It is perhaps Shaheen, the no-nonsense chief of the $8.3 billion management consulting powerhouse, who is the mostyet of an industry in flux--its key leaders trading suit and tie for the lure of stock options that accompany a start-up challenge.
Shaheen, 55, said last week he was leaving Andersen after 11 years at the helm of the services giant to run online grocer Webvan, perhaps a fitting opportunity for the son of a grocer. As a young man, Shaheen spent weekends working at his father's grocery store in Peoria, Illinois.
But Shaheen, who started at Andersen fresh out of college in 1967, was seen as a controversial fixture at the consulting firm--as Andersen's culture personified. His departure has led many to question whether the perks and camaraderie of privately held consulting partnerships such as Andersen, KPMG, and PriceWaterhouseCoopers, are still enough for these career executives.
"It really does send a shiver in the hearts of the Big Five model to see a guy like George, the solidest rock, leave," said Bill Martorelli, who follows the consulting industry at Boston-based Hurwitz Group.
"The brain drain [from the Big Five] is limited so far, but will hurt traditional companies," added Stan Lepeak, a Meta Group analyst who is writing a report examining whether the loss of key executives at big consulting firms marks an exodus or an anomaly.
"As a firm, [Andersen] should be concerned about this," he said. "As partners, they have to be worried."
Although the Internet stock bubble could burst at any time, the lure of getting rich in several months--instead of waiting 8 or 12 years to make partner at Andersen--is a major lure, said Lepeak. Shaheen, for example, is expected to collect a $500,000 annual salary at Webvan, though he will likely add millions more by owning 5 percent of Webvan via stock. On top of the monetary gains, Shaheen, like many high-caliber executives on the move, has the opportunity to try something new.
Rudy Puryear, who left his post as Andersen's global e-commerce chief to join little-known services firm Lante in June, said Shaheen's departure lends even more legitimacy to the start-up path, which he admits is a risk that's not for everyone.
"When the head of e-commerce and the head of Andersen leave you see there are significant opportunities outside Andersen," he said.

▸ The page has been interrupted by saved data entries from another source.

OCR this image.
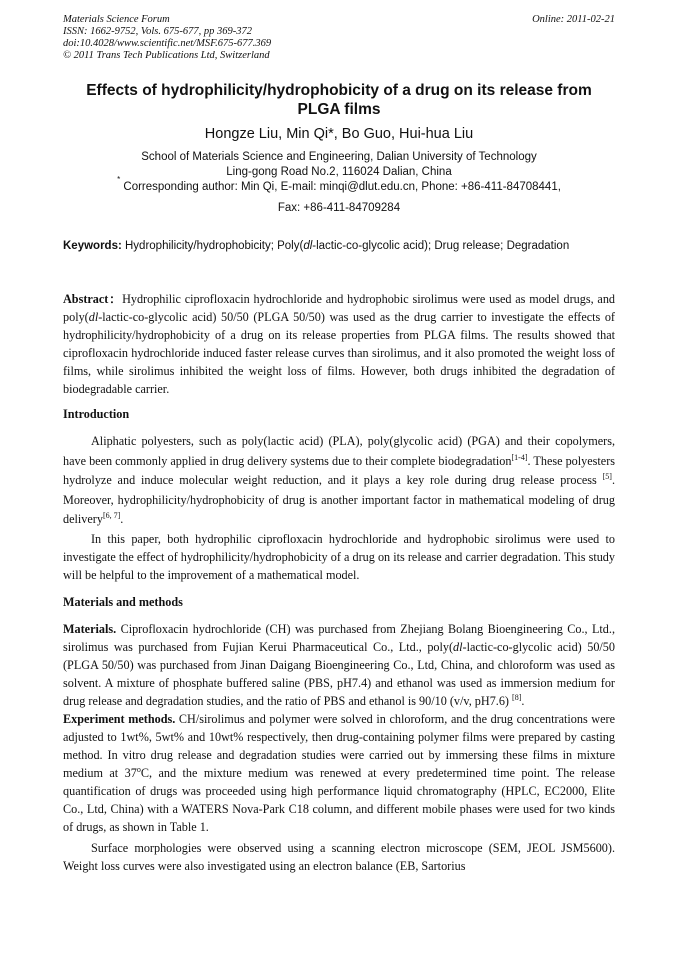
Materials Science Forum
ISSN: 1662-9752, Vols. 675-677, pp 369-372
doi:10.4028/www.scientific.net/MSF.675-677.369
© 2011 Trans Tech Publications Ltd, Switzerland
Online: 2011-02-21
Effects of hydrophilicity/hydrophobicity of a drug on its release from
PLGA films
Hongze Liu, Min Qi*, Bo Guo, Hui-hua Liu
School of Materials Science and Engineering, Dalian University of Technology
Ling-gong Road No.2, 116024 Dalian, China
* Corresponding author: Min Qi, E-mail: minqi@dlut.edu.cn, Phone: +86-411-84708441,
Fax: +86-411-84709284
Keywords: Hydrophilicity/hydrophobicity; Poly(dl-lactic-co-glycolic acid); Drug release; Degradation

Abstract：Hydrophilic ciprofloxacin hydrochloride and hydrophobic sirolimus were used as model drugs, and poly(dl-lactic-co-glycolic acid) 50/50 (PLGA 50/50) was used as the drug carrier to investigate the effects of hydrophilicity/hydrophobicity of a drug on its release properties from PLGA films. The results showed that ciprofloxacin hydrochloride induced faster release curves than sirolimus, and it also promoted the weight loss of films, while sirolimus inhibited the weight loss of films. However, both drugs inhibited the degradation of biodegradable carrier.

Introduction

Aliphatic polyesters, such as poly(lactic acid) (PLA), poly(glycolic acid) (PGA) and their copolymers, have been commonly applied in drug delivery systems due to their complete biodegradation[1-4]. These polyesters hydrolyze and induce molecular weight reduction, and it plays a key role during drug release process [5]. Moreover, hydrophilicity/hydrophobicity of drug is another important factor in mathematical modeling of drug delivery[6, 7].

In this paper, both hydrophilic ciprofloxacin hydrochloride and hydrophobic sirolimus were used to investigate the effect of hydrophilicity/hydrophobicity of a drug on its release and carrier degradation. This study will be helpful to the improvement of a mathematical model.

Materials and methods

Materials. Ciprofloxacin hydrochloride (CH) was purchased from Zhejiang Bolang Bioengineering Co., Ltd., sirolimus was purchased from Fujian Kerui Pharmaceutical Co., Ltd., poly(dl-lactic-co-glycolic acid) 50/50 (PLGA 50/50) was purchased from Jinan Daigang Bioengineering Co., Ltd, China, and chloroform was used as solvent. A mixture of phosphate buffered saline (PBS, pH7.4) and ethanol was used as immersion medium for drug release and degradation studies, and the ratio of PBS and ethanol is 90/10 (v/v, pH7.6) [8].

Experiment methods. CH/sirolimus and polymer were solved in chloroform, and the drug concentrations were adjusted to 1wt%, 5wt% and 10wt% respectively, then drug-containing polymer films were prepared by casting method. In vitro drug release and degradation studies were carried out by immersing these films in mixture medium at 37$^o$C, and the mixture medium was renewed at every predetermined time point. The release quantification of drugs was proceeded using high performance liquid chromatography (HPLC, EC2000, Elite Co., Ltd, China) with a WATERS Nova-Park C18 column, and different mobile phases were used for two kinds of drugs, as shown in Table 1.

Surface morphologies were observed using a scanning electron microscope (SEM, JEOL JSM5600). Weight loss curves were also investigated using an electron balance (EB, Sartorius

Still, with 65,000 employees and 1,200 partners still in the field, Andersen clearly is "far more than [just] one leader," he said.

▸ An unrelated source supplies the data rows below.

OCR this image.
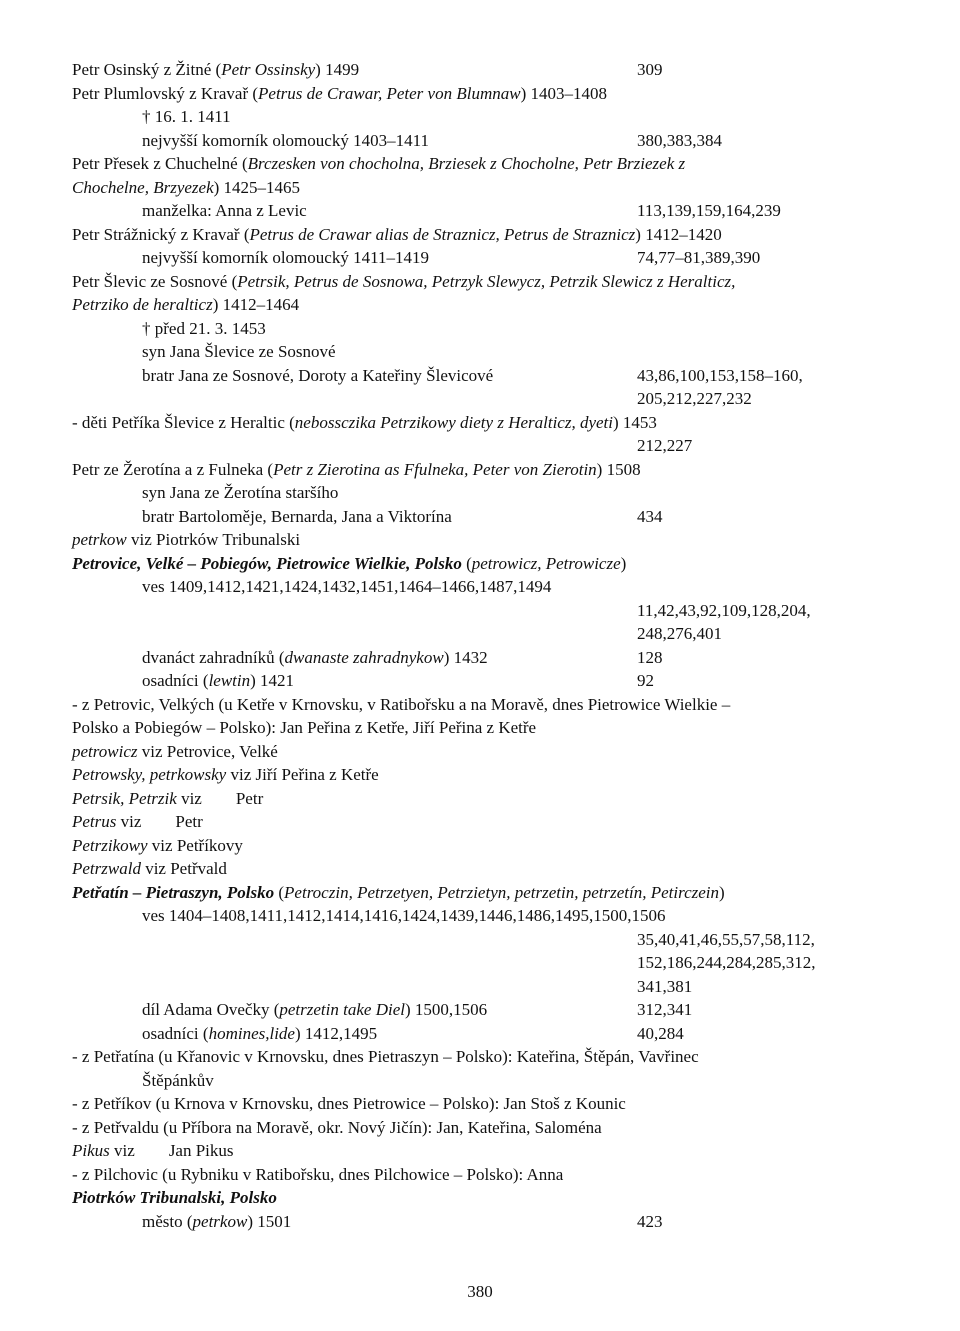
Petr Osinský z Žitné (Petr Ossinsky) 1499	309
Petr Plumlovský z Kravař (Petrus de Crawar, Peter von Blumnaw) 1403–1408
† 16. 1. 1411
nejvyšší komorník olomoucký 1403–1411	380,383,384
Petr Přesek z Chuchelné (Brczesken von chocholna, Brziesek z Chocholne, Petr Brziezek z
Chochelne, Brzyezek) 1425–1465
manželka: Anna z Levic	113,139,159,164,239
Petr Strážnický z Kravař (Petrus de Crawar alias de Straznicz, Petrus de Straznicz) 1412–1420
nejvyšší komorník olomoucký 1411–1419	74,77–81,389,390
Petr Šlevic ze Sosnové (Petrsik, Petrus de Sosnowa, Petrzyk Slewycz, Petrzik Slewicz z Heralticz,
Petrziko de heralticz) 1412–1464
† před 21. 3. 1453
syn Jana Šlevice ze Sosnové
bratr Jana ze Sosnové, Doroty a Kateřiny Šlevicové	43,86,100,153,158–160,
205,212,227,232
- děti Petříka Šlevice z Heraltic (nebossczika Petrzikowy diety z Heralticz, dyeti) 1453
212,227
Petr ze Žerotína a z Fulneka (Petr z Zierotina as Ffulneka, Peter von Zierotin) 1508
syn Jana ze Žerotína staršího
bratr Bartoloměje, Bernarda, Jana a Viktorína	434
petrkow viz Piotrków Tribunalski
Petrovice, Velké – Pobiegów, Pietrowice Wielkie, Polsko (petrowicz, Petrowicze)
ves 1409,1412,1421,1424,1432,1451,1464–1466,1487,1494
11,42,43,92,109,128,204,
248,276,401
dvanáct zahradníků (dwanaste zahradnykow) 1432	128
osadníci (lewtin) 1421	92
- z Petrovic, Velkých (u Ketře v Krnovsku, v Ratibořsku a na Moravě, dnes Pietrowice Wielkie –
Polsko a Pobiegów – Polsko): Jan Peřina z Ketře, Jiří Peřina z Ketře
petrowicz viz Petrovice, Velké
Petrowsky, petrkowsky viz Jiří Peřina z Ketře
Petrsik, Petrzik viz Petr
Petrus viz Petr
Petrzikowy viz Petříkovy
Petrzwald viz Petřvald
Petřatín – Pietraszyn, Polsko (Petroczin, Petrzetyen, Petrzietyn, petrzetin, petrzetín, Petirczein)
ves 1404–1408,1411,1412,1414,1416,1424,1439,1446,1486,1495,1500,1506
35,40,41,46,55,57,58,112,
152,186,244,284,285,312,
341,381
díl Adama Ovečky (petrzetin take Diel) 1500,1506	312,341
osadníci (homines,lide) 1412,1495	40,284
- z Petřatína (u Křanovic v Krnovsku, dnes Pietraszyn – Polsko): Kateřina, Štěpán, Vavřinec
Štěpánkův
- z Petříkov (u Krnova v Krnovsku, dnes Pietrowice – Polsko): Jan Stoš z Kounic
- z Petřvaldu (u Příbora na Moravě, okr. Nový Jičín): Jan, Kateřina, Saloména
Pikus viz Jan Pikus
- z Pilchovic (u Rybniku v Ratibořsku, dnes Pilchowice – Polsko): Anna
Piotrków Tribunalski, Polsko
město (petrkow) 1501	423
380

Meanwhile, industry executives, including Puryear, say resumes are flowing in from Big Five consultancies to pre-IPO firms, such as Lante, and dot-com newcomers including Proxicom, Viant, and Scient, which are now establishing growth plans and financial backing to perhaps make them the next Andersen or EDS.
Despite the loss of Shaheen, industry observers said Andersen remains a stable, well-oiled machine replete with strategy and focus that Shaheen built in before his departure.
"It's business as usual," said an Andersen insider who insisted the company isn't "reeling" from Shaheen's departure.
This wasn't Shaheen's first chance at leaving during his 30-year tenure. Described as a charismatic, brash leader, Shaheen was among the industry's most-courted executives, most recently passing over the chief's job at $16.9 billion services giant EDS, only to land at Webvan months later.
"He'd plow forward straight ahead--no B.S.," said Tom Rodenhauser, head of Consulting Information Services in Keene, New Hampshire. "He could work a room. He did what he had to do. He was always, always moving. The guy was brilliant in running a consulting firm and building it up."
Along with Puryear, Shaheen is credited with revamping Andersen to tackle the Internet economy. Over the past decade, the company has tripled its staff, increased revenues from $1.6 billion to the $9 billion expected in 1999, and pulled away from the shadow of the company's less profitable tax and accounting arm, Arthur Andersen. The two companies, which separated in 1989, remain embroiled in arbitration over terms of their split.
Today, analysts joke that the only thing Andersen doesn't do is build hardware. The company is bigger than rival strategic consulting firms McKinsey and BCG combined. It competes not only within the Big Five, but also against high-level strategy firms such as McKinsey and outsourcing and systems integration giants including EDS, Computer Sciences, and IBM Global Services.
Whether Andersen will tap its new chief executive from among the older, more seasoned managing partners, such as Jack Wilson or Jim Fisher, is now the key question, industry observers said.
Puryear said Andersen could also opt for a younger Andersen candidate who could provide more long-term stability. Considering that the firm's partner model allows for early retirement at age 56, opting for a choice member of the inner circle could leave just two or three years to lead before that person would likely step down, he said.
"They might get someone in the 40- to 45- [year-old] range who has a good 10 years to provide continuity of leadership," Puryear said. A replacement, who will be recommended by Andersen's 12-member oversight committee, is expected to be named in November at the partners' meeting.
Regardless of which Andersen executive is picked, Rodenhauser predicted Andersen will "plod on" without Shaheen.
"It's a supertanker that's just going and going for another 500 miles," he said. "But they're going to lose a lot of people. There are lots of Shaheen disciples."